1. While you can have one Xserve Raid attached to a FC switch and multiple Xserves mount separate luns on that RAID, you cannot have them just unmount one and mount the next. The the Xserves will just try to mount them all. Since every Xserve tries to mount all the possible LUNS you will end up with file corruption. What you end up having to do is set up LUN masking. This maps a LUN to a particular Xserve. The end result is that a single LUN can only be mounted by a single Xserve. To get the same LUN to mount on another server you would need to manually go back and adjust the LUN masking every time.


2. XSAN does more than allow an Xserve RAID to be mounted concurrently by two servers. XSAN allows multiple RAIDs to be pooled into a single larger storage volume. Even this is an over simplification of XSAN as it is a complete file system.


3. "Xsan system, which requires two Xserve boxes" XSAN does not require 2 Xserves. In fact, it doesn't require any. It does require a system to be a meta data controller and if you are smart you will have a dedicated back up MDC. But these could be Mac Pros, the do not have to be Xserves.


Chris
2006-11-13 07:28:32
Fab, sorry if it wasn't more clear, but I'm saying the exact same thing as you in the blog: only with Xsan can you concurrently access the same volumes from multiple servers.
matx
2006-11-13 12:45:33
Aggregated storage is the big bonus of Xsan. Just add RAIDs, repeat as necessary. The RAID5 Xserve RAIDs are great products, and Xsan is wonderful app. It sells more storage. You always need more.
Fab
2006-11-13 14:45:14
Sorry Chris, I must have misunderstood the core of your article, but when this morning I read that "you can also plug one [Xserve Raid] into a Fibre Channel switch, and its volumes will be available as local storage to the servers on that switch" my past frustration has come back to my mind.
BTW, we are now (almost) happy XSan users. I write "almost" because we have found that even XSan doesn't fully meet our needs for a stable and fault-tolerant storage solution, and I'm not talking about raid data mirroring, volume snapshots or other advanced topics: I just wish that in the rare occasion of a long electric blackout (so long that our UPS went off) the XSan storage should go automatically up when the power returns instead of staying there to look for some "lost" LUNs, clients and metadata controllers.
Ian
2006-11-13 23:34:40
Chris,


Actually you can do this and it works fine (but for only one LUN, so this won't work if you need to expand the storage, etc -- on the other hand, its great if you just need a way for your cluster to concurrently crunch on the same data for long streches of time, for instance.) However you have to be sure that no more than one server will mount the volume read-write at a time. If more than one has write access, then, as Sirenoidea points out, they will try to concurrently write to it in an uncontrolled fashion, and that will be very bad news. For our cluster, the fstabs are set up so that there is one priveleged master node with r/w access, and the rest are always read only.
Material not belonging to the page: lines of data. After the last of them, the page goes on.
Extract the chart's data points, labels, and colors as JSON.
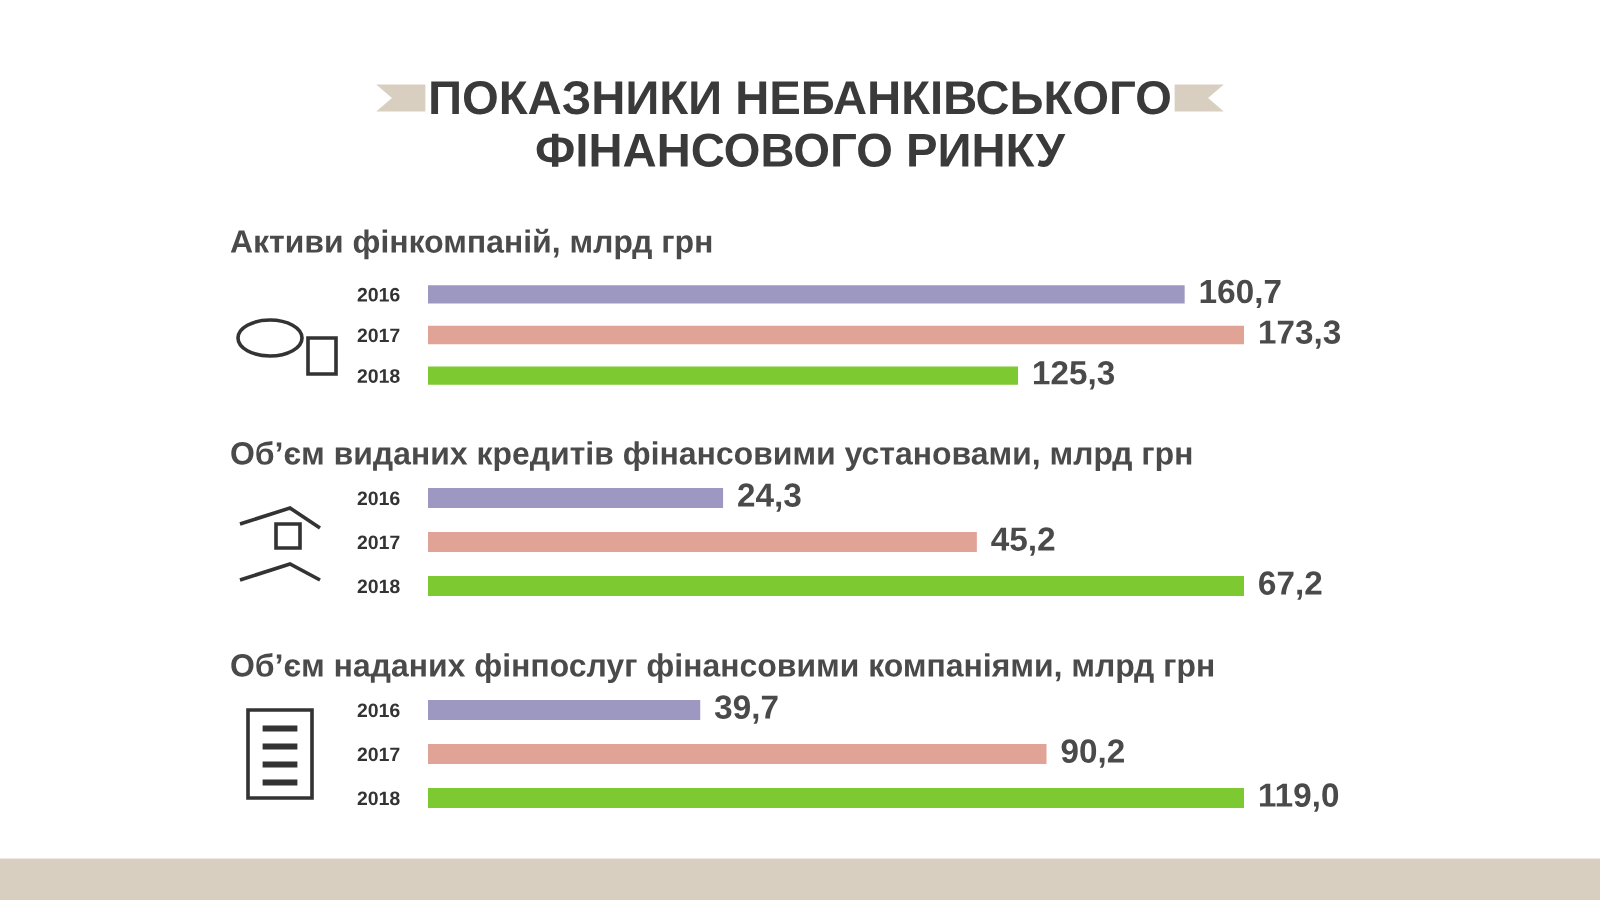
{
  "chart_data": [
    {
      "type": "bar",
      "orientation": "horizontal",
      "title": "ПОКАЗНИКИ НЕБАНКІВСЬКОГО\nФІНАНСОВОГО РИНКУ",
      "subtitle": "Активи фінкомпаній, млрд грн",
      "categories": [
        "2016",
        "2017",
        "2018"
      ],
      "values": [
        160.7,
        173.3,
        125.3
      ],
      "colors": [
        "#9d98c2",
        "#e2a397",
        "#7dc931"
      ],
      "value_labels": [
        "160,7",
        "173,3",
        "125,3"
      ],
      "tick_labels": "y",
      "grid": false,
      "legend": false
    },
    {
      "type": "bar",
      "orientation": "horizontal",
      "subtitle": "Об’єм виданих кредитів фінансовими установами, млрд грн",
      "categories": [
        "2016",
        "2017",
        "2018"
      ],
      "values": [
        24.3,
        45.2,
        67.2
      ],
      "colors": [
        "#9d98c2",
        "#e2a397",
        "#7dc931"
      ],
      "value_labels": [
        "24,3",
        "45,2",
        "67,2"
      ],
      "tick_labels": "y",
      "grid": false,
      "legend": false
    },
    {
      "type": "bar",
      "orientation": "horizontal",
      "subtitle": "Об’єм наданих фінпослуг фінансовими компаніями, млрд грн",
      "categories": [
        "2016",
        "2017",
        "2018"
      ],
      "values": [
        39.7,
        90.2,
        119.0
      ],
      "colors": [
        "#9d98c2",
        "#e2a397",
        "#7dc931"
      ],
      "value_labels": [
        "39,7",
        "90,2",
        "119,0"
      ],
      "tick_labels": "y",
      "grid": false,
      "legend": false
    }
  ]
}
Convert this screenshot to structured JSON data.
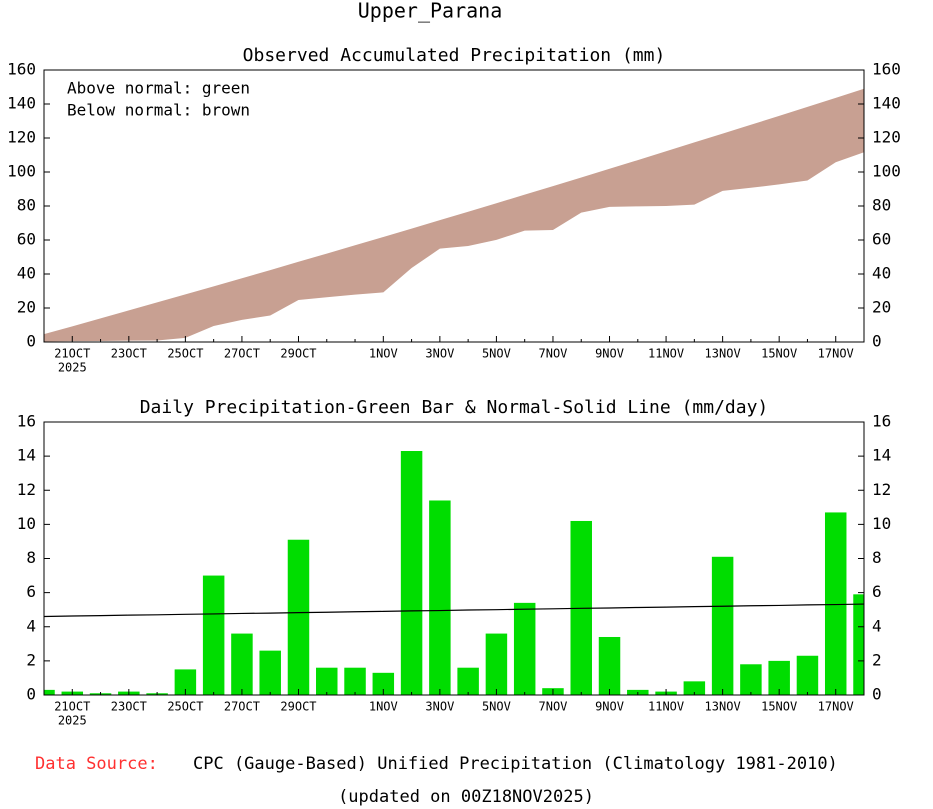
{
  "title": "Upper_Parana",
  "chart_data": [
    {
      "type": "band",
      "title": "Observed Accumulated Precipitation (mm)",
      "annotations": [
        "Above normal: green",
        "Below normal: brown"
      ],
      "categories": [
        null,
        "21OCT",
        null,
        "23OCT",
        null,
        "25OCT",
        null,
        "27OCT",
        null,
        "29OCT",
        null,
        null,
        "1NOV",
        null,
        "3NOV",
        null,
        "5NOV",
        null,
        "7NOV",
        null,
        "9NOV",
        null,
        "11NOV",
        null,
        "13NOV",
        null,
        "15NOV",
        null,
        "17NOV",
        null
      ],
      "year": "2025",
      "series": [
        {
          "name": "Normal",
          "color": "#c8a092",
          "values": [
            4.6,
            9.2,
            13.9,
            18.6,
            23.3,
            28.0,
            32.7,
            37.5,
            42.3,
            47.2,
            52.0,
            56.9,
            61.8,
            66.7,
            71.7,
            76.6,
            81.6,
            86.7,
            91.7,
            96.8,
            101.9,
            107.0,
            112.2,
            117.4,
            122.6,
            127.8,
            133.0,
            138.3,
            143.6,
            149.0
          ]
        },
        {
          "name": "Observed",
          "color": "#00d800",
          "values": [
            0.3,
            0.5,
            0.6,
            0.8,
            0.9,
            2.4,
            9.4,
            13.0,
            15.6,
            24.7,
            26.3,
            27.9,
            29.2,
            43.5,
            54.9,
            56.5,
            60.1,
            65.5,
            65.9,
            76.1,
            79.5,
            79.8,
            80.0,
            80.8,
            88.9,
            90.7,
            92.7,
            95.0,
            105.7,
            111.6
          ]
        }
      ],
      "ylim": [
        0,
        160
      ],
      "yticks": [
        0,
        20,
        40,
        60,
        80,
        100,
        120,
        140,
        160
      ]
    },
    {
      "type": "bar",
      "title": "Daily Precipitation-Green Bar & Normal-Solid Line (mm/day)",
      "categories": [
        null,
        "21OCT",
        null,
        "23OCT",
        null,
        "25OCT",
        null,
        "27OCT",
        null,
        "29OCT",
        null,
        null,
        "1NOV",
        null,
        "3NOV",
        null,
        "5NOV",
        null,
        "7NOV",
        null,
        "9NOV",
        null,
        "11NOV",
        null,
        "13NOV",
        null,
        "15NOV",
        null,
        "17NOV",
        null
      ],
      "year": "2025",
      "series": [
        {
          "name": "Daily",
          "type": "bar",
          "color": "#00dd00",
          "values": [
            0.3,
            0.2,
            0.1,
            0.2,
            0.1,
            1.5,
            7.0,
            3.6,
            2.6,
            9.1,
            1.6,
            1.6,
            1.3,
            14.3,
            11.4,
            1.6,
            3.6,
            5.4,
            0.4,
            10.2,
            3.4,
            0.3,
            0.2,
            0.8,
            8.1,
            1.8,
            2.0,
            2.3,
            10.7,
            5.9
          ]
        },
        {
          "name": "Normal",
          "type": "line",
          "color": "#000000",
          "values": [
            4.6,
            4.63,
            4.65,
            4.68,
            4.7,
            4.73,
            4.75,
            4.78,
            4.8,
            4.83,
            4.85,
            4.88,
            4.9,
            4.93,
            4.95,
            4.98,
            5.0,
            5.03,
            5.05,
            5.08,
            5.1,
            5.13,
            5.15,
            5.18,
            5.2,
            5.23,
            5.25,
            5.28,
            5.3,
            5.33
          ]
        }
      ],
      "ylim": [
        0,
        16
      ],
      "yticks": [
        0,
        2,
        4,
        6,
        8,
        10,
        12,
        14,
        16
      ]
    }
  ],
  "footer": {
    "source_label": "Data Source:",
    "source": "CPC (Gauge-Based) Unified Precipitation (Climatology 1981-2010)",
    "updated": "(updated on 00Z18NOV2025)"
  }
}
The other problem is that the servers won't see changes to the volume in real-time (I think that if they mount the RAID read-only, they don't expect the contents to change now and then -- I think they think it's just a giant CD-ROM or something!) The only way to make them aware of new or moved files on the RAID is to reboot them.


However this is not only not crazy, but in fact I know that they even do this internally at Apple here and there.


Marc Grubb
2006-11-14 14:22:32
A major thing to keep in mind is that Xsan is a *file system*. In addition to the recommended hardware, one must purchase the Xsan "software" for each Server (or Video workstation) which adds ACFS (Apple Clustered File System) to the supported File Systems in /System/Library/Filesystems. Calling anything else a SAN, IMO, misses the point.